Lily’s parents, Charles and Suzanne Walder, worried about her, as every parent worries for their children, they said, but saw how happy and confident she was in Israel.
“She loved it,” Charles said.
“Yeah, and she was good at it,” Suzanne added. Watching their daughter’s graduation ceremony from boot camp in Israel was “one of the proudest moments of our lives,” Suzanne went on to say.
And, much to Lily’s pleasant surprise, the army turned out to be welcoming and respectful to women, treating everyone as soldiers, she said.
“I am so impressed with the Israeli army and how they treat women there,” she continued. “I always felt very much respected, very much appreciated and taken seriously.”
It was Lily’s love for Israel that carried her through aliyah and IDF service, and, at least for now, she’s staying put. Israel is home.

Yossi, Gil and Lily all served either right after, or shortly after, graduation from high school. That’s the most frequent choice, but it’s not how Alex Simone, 28, a 2006 Beth Tfiloh grad, did it. He did the college life first and, once graduating, felt a bit adrift in his early 20s.
“Part of it was just looking for adventure after university,” he admitted. “I was only 22 and I thought, ‘Yeah, I could do this.’ This was something that really connected with me at the time. So, I decided I could do it and eventually found I had to do it.”
For Alex, telling his parents was a little tricky. He knew they would force him to defend his position. So, he researched his way to success.
“They were tough conversations,” he said. “I made sure I did my research and had some plans ahead of time.” His father, Vito Simone, agreed he and his wife, Gail, wanted to ensure their son knew what he was doing.
“When he first brought it up, of course, my wife was scared to death, and we both challenged Alex vigorously to defend his decision,” said Vito, who served in the U.S. Air Force in the 1970s. “That’s our parenting style, I guess you could say.”
Alex made his case, and his family got on board “100 percent,” his dad said.
Alex, in what is apparently the Baltimore special, also joined the Paratroopers Brigade.

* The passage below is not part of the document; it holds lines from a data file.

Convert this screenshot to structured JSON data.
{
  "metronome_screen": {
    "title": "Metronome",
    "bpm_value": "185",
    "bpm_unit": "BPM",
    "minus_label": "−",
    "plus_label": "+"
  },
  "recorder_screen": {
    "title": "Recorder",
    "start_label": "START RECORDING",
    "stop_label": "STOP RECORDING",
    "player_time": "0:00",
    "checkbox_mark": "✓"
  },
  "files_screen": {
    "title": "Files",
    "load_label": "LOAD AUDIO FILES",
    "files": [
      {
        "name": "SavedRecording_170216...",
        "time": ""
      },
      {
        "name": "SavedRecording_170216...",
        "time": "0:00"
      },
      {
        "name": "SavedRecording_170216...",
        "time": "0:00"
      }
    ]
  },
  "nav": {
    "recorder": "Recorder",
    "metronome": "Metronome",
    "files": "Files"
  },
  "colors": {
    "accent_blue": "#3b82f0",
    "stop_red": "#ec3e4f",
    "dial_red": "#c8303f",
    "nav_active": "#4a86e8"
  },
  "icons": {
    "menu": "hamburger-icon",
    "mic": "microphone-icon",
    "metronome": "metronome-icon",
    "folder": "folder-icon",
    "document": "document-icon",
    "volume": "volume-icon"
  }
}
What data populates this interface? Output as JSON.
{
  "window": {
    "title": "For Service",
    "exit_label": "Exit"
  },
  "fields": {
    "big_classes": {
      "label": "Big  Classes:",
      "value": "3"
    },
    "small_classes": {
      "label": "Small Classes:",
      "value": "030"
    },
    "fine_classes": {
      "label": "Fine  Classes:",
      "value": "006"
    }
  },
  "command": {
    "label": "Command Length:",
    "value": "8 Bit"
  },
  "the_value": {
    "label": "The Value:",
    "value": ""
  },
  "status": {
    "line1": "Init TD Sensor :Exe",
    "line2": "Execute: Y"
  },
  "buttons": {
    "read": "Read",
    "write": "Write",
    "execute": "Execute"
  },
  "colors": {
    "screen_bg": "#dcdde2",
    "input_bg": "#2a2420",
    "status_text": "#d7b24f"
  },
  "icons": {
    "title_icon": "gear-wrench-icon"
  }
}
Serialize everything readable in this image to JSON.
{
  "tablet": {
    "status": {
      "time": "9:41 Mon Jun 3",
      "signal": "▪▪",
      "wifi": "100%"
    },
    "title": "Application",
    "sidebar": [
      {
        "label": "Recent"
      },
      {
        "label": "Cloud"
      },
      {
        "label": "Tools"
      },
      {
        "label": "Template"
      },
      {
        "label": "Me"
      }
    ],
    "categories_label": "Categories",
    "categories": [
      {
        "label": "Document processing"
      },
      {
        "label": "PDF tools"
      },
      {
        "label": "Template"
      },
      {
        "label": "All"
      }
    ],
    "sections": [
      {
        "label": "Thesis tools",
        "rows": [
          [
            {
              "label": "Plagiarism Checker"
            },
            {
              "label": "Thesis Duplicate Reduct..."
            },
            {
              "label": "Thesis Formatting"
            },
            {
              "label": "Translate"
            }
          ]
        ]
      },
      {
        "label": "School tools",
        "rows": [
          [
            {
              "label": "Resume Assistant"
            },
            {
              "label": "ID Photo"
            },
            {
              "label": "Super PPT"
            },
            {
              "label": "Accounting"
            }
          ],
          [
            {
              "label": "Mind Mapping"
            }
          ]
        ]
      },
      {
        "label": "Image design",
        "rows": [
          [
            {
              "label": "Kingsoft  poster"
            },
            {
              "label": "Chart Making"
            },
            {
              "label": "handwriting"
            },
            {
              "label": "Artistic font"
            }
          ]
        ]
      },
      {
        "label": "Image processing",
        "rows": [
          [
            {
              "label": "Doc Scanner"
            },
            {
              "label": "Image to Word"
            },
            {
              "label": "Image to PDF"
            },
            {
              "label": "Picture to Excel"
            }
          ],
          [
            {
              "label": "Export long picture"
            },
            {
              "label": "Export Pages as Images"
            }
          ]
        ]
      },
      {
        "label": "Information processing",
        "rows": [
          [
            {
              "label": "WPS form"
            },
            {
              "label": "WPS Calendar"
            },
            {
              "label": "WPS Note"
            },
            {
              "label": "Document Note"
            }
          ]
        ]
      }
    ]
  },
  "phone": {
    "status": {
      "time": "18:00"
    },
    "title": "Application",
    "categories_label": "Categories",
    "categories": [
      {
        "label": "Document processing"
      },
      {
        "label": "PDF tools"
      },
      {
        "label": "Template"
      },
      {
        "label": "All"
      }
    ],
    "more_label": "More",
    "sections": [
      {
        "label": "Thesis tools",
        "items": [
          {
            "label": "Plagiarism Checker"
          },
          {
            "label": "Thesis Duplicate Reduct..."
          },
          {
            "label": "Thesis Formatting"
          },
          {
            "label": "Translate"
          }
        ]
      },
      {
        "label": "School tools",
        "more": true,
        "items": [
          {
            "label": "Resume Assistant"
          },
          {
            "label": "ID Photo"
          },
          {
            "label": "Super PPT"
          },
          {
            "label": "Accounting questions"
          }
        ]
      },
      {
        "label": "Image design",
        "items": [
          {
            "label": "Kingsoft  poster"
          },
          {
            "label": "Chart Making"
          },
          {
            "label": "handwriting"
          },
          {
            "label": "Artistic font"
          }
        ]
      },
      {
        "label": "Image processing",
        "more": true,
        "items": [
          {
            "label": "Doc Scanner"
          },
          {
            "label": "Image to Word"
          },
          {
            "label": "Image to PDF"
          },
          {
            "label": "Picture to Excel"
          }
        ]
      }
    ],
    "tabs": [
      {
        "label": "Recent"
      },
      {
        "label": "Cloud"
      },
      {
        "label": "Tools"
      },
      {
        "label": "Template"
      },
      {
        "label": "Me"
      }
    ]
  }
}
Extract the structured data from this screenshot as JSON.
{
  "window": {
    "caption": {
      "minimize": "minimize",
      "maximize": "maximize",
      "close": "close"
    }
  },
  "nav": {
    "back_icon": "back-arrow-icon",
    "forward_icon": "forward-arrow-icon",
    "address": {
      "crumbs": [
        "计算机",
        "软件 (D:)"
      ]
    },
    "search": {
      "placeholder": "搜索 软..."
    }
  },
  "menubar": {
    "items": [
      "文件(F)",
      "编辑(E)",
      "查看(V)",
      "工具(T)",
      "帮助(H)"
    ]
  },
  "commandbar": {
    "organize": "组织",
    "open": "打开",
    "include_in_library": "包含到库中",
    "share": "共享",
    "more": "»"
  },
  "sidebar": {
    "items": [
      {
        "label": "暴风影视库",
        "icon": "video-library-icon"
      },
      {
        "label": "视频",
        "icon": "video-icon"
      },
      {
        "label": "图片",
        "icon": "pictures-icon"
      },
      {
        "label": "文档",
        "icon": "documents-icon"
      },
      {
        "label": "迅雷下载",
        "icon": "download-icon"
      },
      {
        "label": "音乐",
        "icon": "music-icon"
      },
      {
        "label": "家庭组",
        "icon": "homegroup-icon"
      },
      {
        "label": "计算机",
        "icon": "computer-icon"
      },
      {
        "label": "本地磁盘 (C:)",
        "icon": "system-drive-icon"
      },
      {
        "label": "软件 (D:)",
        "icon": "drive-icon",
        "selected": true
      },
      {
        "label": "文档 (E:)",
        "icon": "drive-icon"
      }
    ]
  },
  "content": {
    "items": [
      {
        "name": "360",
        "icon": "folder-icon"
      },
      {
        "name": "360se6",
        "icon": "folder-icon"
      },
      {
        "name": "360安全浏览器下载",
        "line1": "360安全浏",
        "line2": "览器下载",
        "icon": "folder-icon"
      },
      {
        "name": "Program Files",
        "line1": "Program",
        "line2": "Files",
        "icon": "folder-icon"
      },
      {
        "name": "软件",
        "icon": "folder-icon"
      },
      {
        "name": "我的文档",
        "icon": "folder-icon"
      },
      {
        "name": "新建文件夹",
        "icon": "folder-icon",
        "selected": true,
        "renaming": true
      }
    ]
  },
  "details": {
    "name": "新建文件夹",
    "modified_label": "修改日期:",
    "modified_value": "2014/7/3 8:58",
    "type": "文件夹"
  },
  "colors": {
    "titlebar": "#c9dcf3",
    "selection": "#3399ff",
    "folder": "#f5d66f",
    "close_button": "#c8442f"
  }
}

And what started out as adventure, well, was an adventure, but it was also something more.
“To me, [Israel] means we have a place in the world,” he said. “We have no idea if we would even exist without this place.”
All those who join do so with the knowledge they may be putting their life on the line for the love of Israel — for Jordan Low, a classmate of Yossi’s at Beth Tfiloh who served as a sharpshooter in the Golani Brigade, and his family, that became a much more tangible concern in July 2014 when he and fellow soldiers were searching a potential Hamas weapons stash during Operation Protective Edge and the building was struck by two rockets, according to local media reports at the time.

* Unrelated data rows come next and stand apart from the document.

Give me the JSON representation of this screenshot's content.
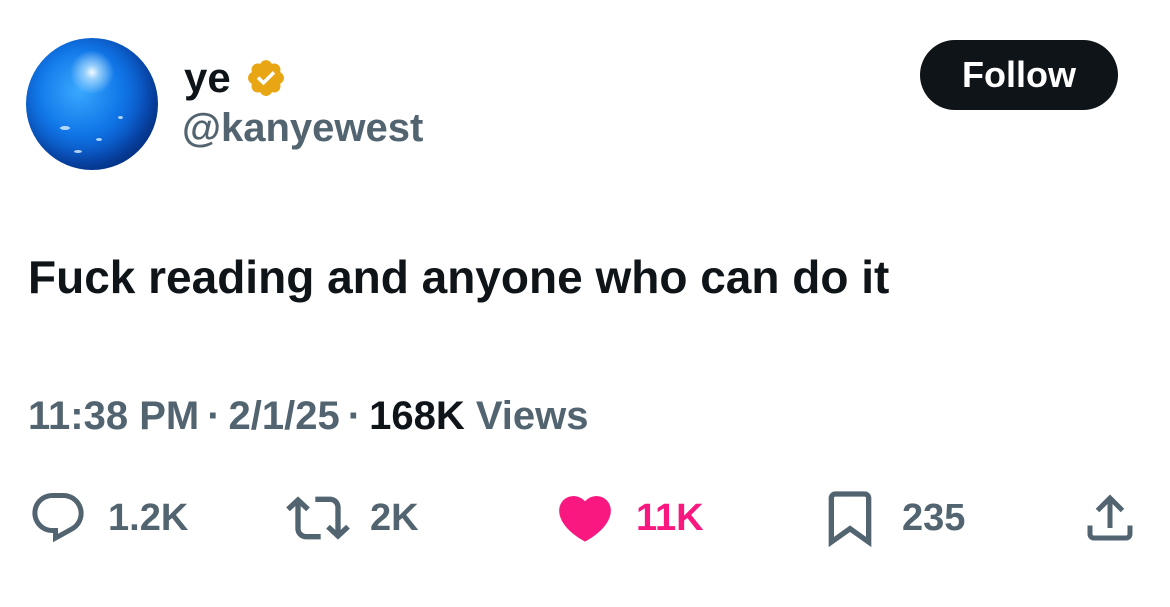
{
  "user": {
    "display_name": "ye",
    "handle": "@kanyewest",
    "verified_color": "#e8a514",
    "avatar_icon": "blue-sphere-avatar"
  },
  "follow_button": {
    "label": "Follow"
  },
  "tweet": {
    "text": "Fuck reading and anyone who can do it",
    "time": "11:38 PM",
    "date": "2/1/25",
    "views_count": "168K",
    "views_label": "Views"
  },
  "actions": {
    "reply": {
      "icon": "reply-icon",
      "count": "1.2K"
    },
    "retweet": {
      "icon": "retweet-icon",
      "count": "2K"
    },
    "like": {
      "icon": "heart-icon",
      "count": "11K",
      "color": "#f91880",
      "active": true
    },
    "bookmark": {
      "icon": "bookmark-icon",
      "count": "235"
    },
    "share": {
      "icon": "share-icon"
    }
  },
  "colors": {
    "text_primary": "#0f1419",
    "text_secondary": "#536471",
    "like_pink": "#f91880",
    "follow_bg": "#0f1419"
  }
}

Jordan held the ladder for all his fellow soldiers to get out safely, his father, Jeffrey Low, told the JT at the time, and was hospitalized for smoke inhalation.

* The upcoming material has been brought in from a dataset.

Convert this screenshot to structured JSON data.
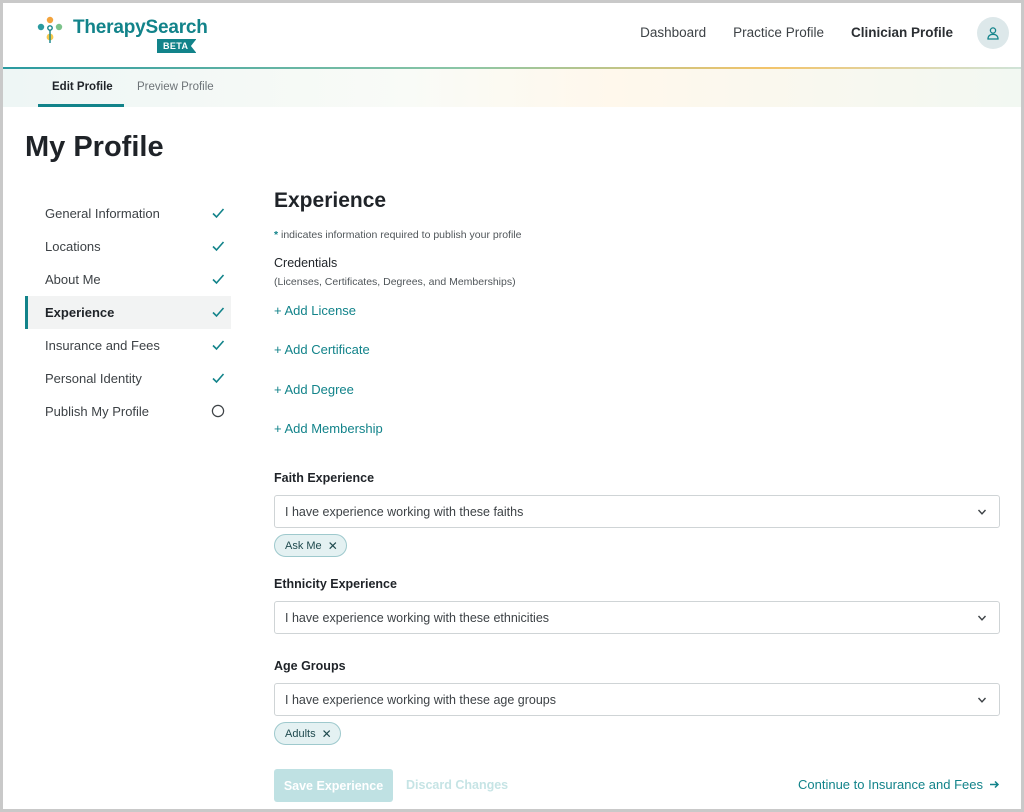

It takes a certain kind of chutzpah — and commitment — to join up with the armed forces, any armed forces. Perhaps more than other military options, the IDF also has a specific ideological purpose, a tie to an identity that is bigger than just Israel.
“I spent part of my life dedicated to an idea greater than myself,” Yossi said, summing up his complicated thoughts on his time with the IDF. “It was extremely difficult — mentally, physically, being away from my family and America — but, yes, I would do it again.”